Title: Re: Eschaton – The Beginning, Middle, and End of Time
Post by: Madness on November 12, 2017, 04:01:04 am
He does? I remember he mentions they are sort of an analogy to our subconscious made manifest, but I don't remember much of a big reveal. Must have missed something.

I thought the concrete real-world analogy to Kahneman's "systems 1 and 2" qualified as a "reveal."

Yes, this is the quandary.
Also, would you mind posting the time in in that STBYM podcast when the reveal comes up?
The way I see it, the world is basically a bicameral mind. There's a subconscious Outside that dictates what happens in the Real, although the catch is that the God is sleeping. This is why it's hard to see how the Inchoroi managed to "circumvent" the God unless it was fated to happen, like, I don't know, a tumor in the World eroding the boundaries.

Big Spoilers - damn... Lmao - the spoiler warnings come AFTER major spoilers about the world and the God. For the later listeners, the spoilers begin at 53:40 (26:25 remaining).

They do talk about Julian Jaynes for an early portion of the episode.

Something, something, blind brain theory, something something social ecology crash space heuristics.

Lol, again, +1. You're not a Bakker sockpuppet, right?

Like dark matter, we can't detect it but we observe it's effects...?
Not even that. We can't detect it, and we don't see any affects at all.

Choose your agnosia. It gets real strange.

(I'm new to discussing this stuff!! Apologies if my posts are a little naive)

No apology necessary, stuslayer.

...

Online Eye Test: Find Your Blind Spot in Each Eye! (https://visionaryeyecare.wordpress.com/2008/08/04/eye-test-find-your-blind-spot-in-each-eye/)
Title: Re: Eschaton – The Beginning, Middle, and End of Time
Post by: Wilshire on November 13, 2017, 03:56:19 pm

Online Eye Test: Find Your Blind Spot in Each Eye! (https://visionaryeyecare.wordpress.com/2008/08/04/eye-test-find-your-blind-spot-in-each-eye/)
Optic nerve connection creates a blindspot - yeah.

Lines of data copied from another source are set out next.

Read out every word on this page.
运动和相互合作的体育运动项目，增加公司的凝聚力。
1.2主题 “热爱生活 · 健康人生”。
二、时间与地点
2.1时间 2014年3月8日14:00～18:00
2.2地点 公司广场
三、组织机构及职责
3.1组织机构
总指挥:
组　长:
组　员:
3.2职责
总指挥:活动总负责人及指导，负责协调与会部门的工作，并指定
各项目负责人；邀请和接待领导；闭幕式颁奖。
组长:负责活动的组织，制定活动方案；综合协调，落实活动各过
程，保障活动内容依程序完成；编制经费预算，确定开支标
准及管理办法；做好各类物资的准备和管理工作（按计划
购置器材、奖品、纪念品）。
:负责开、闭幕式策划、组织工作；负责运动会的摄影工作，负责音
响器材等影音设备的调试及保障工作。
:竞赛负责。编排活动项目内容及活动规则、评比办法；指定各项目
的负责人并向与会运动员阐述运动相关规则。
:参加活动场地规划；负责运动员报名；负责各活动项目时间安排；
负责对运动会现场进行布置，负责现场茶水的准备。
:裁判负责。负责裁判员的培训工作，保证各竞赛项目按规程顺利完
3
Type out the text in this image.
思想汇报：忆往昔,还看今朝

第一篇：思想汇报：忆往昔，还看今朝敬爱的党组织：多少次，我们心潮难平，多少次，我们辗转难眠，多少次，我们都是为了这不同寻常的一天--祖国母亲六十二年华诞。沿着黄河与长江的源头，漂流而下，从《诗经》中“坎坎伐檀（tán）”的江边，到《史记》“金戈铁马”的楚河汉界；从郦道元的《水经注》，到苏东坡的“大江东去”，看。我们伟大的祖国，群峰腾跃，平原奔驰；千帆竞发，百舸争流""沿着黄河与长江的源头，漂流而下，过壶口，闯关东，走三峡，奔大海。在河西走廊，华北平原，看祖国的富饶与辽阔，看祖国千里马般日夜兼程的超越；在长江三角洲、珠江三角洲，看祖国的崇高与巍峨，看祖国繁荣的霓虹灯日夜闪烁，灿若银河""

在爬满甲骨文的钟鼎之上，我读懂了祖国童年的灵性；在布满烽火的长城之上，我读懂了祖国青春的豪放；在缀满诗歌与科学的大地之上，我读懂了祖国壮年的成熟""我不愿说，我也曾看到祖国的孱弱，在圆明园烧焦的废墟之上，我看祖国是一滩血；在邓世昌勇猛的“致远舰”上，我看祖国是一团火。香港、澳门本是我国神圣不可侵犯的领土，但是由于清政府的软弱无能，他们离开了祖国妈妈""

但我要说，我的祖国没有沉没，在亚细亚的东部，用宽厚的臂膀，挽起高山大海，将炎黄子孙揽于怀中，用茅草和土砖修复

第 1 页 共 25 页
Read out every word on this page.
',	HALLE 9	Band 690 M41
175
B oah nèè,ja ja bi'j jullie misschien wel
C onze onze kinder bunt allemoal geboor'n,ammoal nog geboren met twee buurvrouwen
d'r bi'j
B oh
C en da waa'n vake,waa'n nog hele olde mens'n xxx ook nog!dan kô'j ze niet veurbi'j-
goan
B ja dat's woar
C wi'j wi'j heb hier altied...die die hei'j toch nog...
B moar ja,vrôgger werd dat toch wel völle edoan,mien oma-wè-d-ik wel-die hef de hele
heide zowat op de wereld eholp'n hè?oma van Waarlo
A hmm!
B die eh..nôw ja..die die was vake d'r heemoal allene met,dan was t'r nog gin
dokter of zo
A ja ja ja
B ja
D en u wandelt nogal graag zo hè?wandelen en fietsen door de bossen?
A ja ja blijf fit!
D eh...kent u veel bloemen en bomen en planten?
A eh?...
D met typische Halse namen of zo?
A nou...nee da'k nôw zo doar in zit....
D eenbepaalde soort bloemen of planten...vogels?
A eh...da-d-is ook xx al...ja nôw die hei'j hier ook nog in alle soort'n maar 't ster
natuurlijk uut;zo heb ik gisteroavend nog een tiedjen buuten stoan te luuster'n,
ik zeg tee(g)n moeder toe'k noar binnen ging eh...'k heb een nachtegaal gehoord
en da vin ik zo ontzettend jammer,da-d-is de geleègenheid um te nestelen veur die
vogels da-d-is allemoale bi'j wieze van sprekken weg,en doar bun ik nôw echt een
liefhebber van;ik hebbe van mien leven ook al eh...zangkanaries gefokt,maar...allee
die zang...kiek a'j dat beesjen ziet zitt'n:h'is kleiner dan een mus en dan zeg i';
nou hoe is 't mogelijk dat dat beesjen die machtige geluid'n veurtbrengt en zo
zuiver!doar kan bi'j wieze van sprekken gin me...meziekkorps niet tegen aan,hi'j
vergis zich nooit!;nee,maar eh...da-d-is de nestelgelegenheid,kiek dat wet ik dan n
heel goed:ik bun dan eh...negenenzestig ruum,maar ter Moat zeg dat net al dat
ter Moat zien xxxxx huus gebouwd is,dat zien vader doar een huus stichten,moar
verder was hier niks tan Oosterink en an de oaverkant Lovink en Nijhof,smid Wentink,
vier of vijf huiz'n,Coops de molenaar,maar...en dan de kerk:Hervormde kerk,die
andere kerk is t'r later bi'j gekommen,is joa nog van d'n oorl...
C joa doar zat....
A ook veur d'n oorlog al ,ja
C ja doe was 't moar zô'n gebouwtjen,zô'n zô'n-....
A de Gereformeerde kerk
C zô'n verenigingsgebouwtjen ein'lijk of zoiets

Something far more concerning when its a new spot where it's not supposed to be and your brain hasn't yet gotten used to ignoring it though ;).
Title: Re: Eschaton – The Beginning, Middle, and End of Time
Post by: TLEILAXU on November 21, 2017, 08:35:00 pm
Big Spoilers - damn... Lmao - the spoiler warnings come AFTER major spoilers about the world and the God. For the later listeners, the spoilers begin at 53:40 (26:25 remaining).
Thanks. Yeah, that's pretty much what I thought.